C'est certain. Non seulement pour ce que tu dis mais en règle général, il vaut mieux se renseigner sur toutes les "nouveautés", aussi farfelues soit elles, ainsi que toutes les polémiques sur la médecine en général pour avoir les bons arguments pour les patients qui se seront suffisamment renseignés là dessus par leurs voisins ou par internet (on appelle ça le syndrome wikipedia).
Nanard a écrit : donc affirmer que l'homéopathie guérit le rhume parce que j'ai guérit pendant que j'en prenais, ça peut aussi me mener à penser que les bananes soignent le rhume. C'est pour ça qu'on a besoin de données empiriques pour affirmer quoi que ce soit en science, or on a littéralement aucune donnée de ce genre, l'efficacité en laboratoire n'a jamais pu être prouvée, l'homéopathie ne fait rien sur le corps qui puisse être observé, alors à moins d'être mystique, c'est pas vraiment rassurant.
Oui c'est le fond du problème. Mais ça a toujours existé (cf les films sur les westerns, tu as toujours dedans un marchand ambulant avec son remède qui fonctionne trop bien :p)
Et on pourra dire la même chose de plein d'autres choses (dont l'osteopathie pour la plupart non reconnue en France par les corps médicaux).
Nanard a écrit :
Ensuite tu oublies l'effet placebo qui fait que la guérison s'accélère où que les symptômes s'amenuisent parce que la personne croit prendre un médicament.
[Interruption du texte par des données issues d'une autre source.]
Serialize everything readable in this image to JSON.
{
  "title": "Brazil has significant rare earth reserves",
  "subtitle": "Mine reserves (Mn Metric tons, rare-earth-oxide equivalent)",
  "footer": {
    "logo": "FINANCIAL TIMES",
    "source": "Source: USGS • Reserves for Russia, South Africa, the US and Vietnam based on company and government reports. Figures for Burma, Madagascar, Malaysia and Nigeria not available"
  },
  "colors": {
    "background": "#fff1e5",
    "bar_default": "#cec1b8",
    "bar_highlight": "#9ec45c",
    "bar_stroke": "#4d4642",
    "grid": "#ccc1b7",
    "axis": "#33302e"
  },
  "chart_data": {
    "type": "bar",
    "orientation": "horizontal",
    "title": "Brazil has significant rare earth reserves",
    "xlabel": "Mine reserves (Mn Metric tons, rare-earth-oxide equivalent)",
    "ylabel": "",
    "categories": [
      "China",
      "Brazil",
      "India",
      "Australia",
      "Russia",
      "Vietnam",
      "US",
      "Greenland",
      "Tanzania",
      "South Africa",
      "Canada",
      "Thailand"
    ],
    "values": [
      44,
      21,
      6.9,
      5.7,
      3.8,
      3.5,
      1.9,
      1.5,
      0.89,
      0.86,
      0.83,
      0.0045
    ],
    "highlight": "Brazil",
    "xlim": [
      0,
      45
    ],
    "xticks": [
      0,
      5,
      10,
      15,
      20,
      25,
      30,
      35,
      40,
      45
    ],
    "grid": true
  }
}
Ça c'est quelque chose que la science arrive difficilement à expliquer dans l'immédiat tu vois, mais l'effet placebo est bel et bien observable empiriquement, et il peut être assez puissant pour que toute observation non scientifique de l'efficacité de l'homéopathie (par l'expérience personnelle) ne soit pas recevable.
C'est pas vraiment empirique, l'effet placebo est très facilement démontrable et de nombreuses études reposent dessus.
Par contre, tu le dis très bien, la plupart des études en faveur de l'homéopathie ne prennent pas en compte cet élément qui est pourtant primordial.
Kroki a écrit :Mais du coup lorsque tu refuses de prescrire les trucs de type homéopathie tu fais disparaitre la médecine placebo.
Encore une fois, l'un des soucis étant que l'homéopathie n'est pas un placebo pur et qu'il peut être dangereux d'en utiliser.
L'autre étant que j'ai vu des gens essayer de se soigner un cancer avec de l'homéopathie (et j'en ai honte mais j'en ai des exemples dans ma propre famille ...)
De même, normalement, l'utilisation de vrais placebo est interdite depuis quelques années (mais j'en vois encore d'utilisés).